Accordingly in STEP c) the voltage applied 96 across the downstream thermistor is less than 15 volts and heating of the downstream thermistor is effected by said resistance element in close thermal contact with the downstream thermistor and with the body fluid.

The temperature of the thermistor should preferably be raised, by pre-heating of the heating element (resistor or thermistor itself) to several degrees higher than the expected temperature of the fluid, prior to the measurement starting point. Either the downstream thermistor is kept at this pre-defined constant temperature, by starting and stopping the power supply to the heating element based on the resistance value of the thermistor that corresponds to its temperature, or this thermistor is supplied with a precisely constant power level..

Using the available calibration data, stored in the memory component of the measuring unit the electrical signal generated on the thermistors is then corrected and used for calculating the flow rate. This is done by the microprocessor (or microcontroller) inside the control and display unit in which a pre-defined table (or equation) is stored, representing the specific voltage signal that corresponds to the specific flow rate.

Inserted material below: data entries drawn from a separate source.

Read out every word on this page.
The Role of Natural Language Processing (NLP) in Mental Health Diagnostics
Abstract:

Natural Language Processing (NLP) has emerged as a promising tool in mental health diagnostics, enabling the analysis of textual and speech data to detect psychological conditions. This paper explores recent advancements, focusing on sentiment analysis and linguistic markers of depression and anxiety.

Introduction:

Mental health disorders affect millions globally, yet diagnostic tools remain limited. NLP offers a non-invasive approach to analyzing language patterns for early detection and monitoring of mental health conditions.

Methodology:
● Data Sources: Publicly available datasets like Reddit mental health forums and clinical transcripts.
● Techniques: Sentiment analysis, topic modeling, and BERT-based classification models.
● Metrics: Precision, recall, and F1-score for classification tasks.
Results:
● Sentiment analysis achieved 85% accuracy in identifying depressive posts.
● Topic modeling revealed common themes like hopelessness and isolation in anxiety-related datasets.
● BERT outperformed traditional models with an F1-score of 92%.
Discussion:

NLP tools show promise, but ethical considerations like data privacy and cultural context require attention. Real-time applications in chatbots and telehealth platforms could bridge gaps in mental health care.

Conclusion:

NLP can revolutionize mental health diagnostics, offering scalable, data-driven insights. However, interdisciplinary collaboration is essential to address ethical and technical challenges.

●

The scope of the described invention is intended to include all embodiments coming within the meaning of the following claims. The foregoing examples illustrate useful forms of the invention, but are not to be considered as limiting its scope, as those skilled in the art will be aware that additional variants and modifications of the invention can readily be formulated without departing from the meaning of the following claims.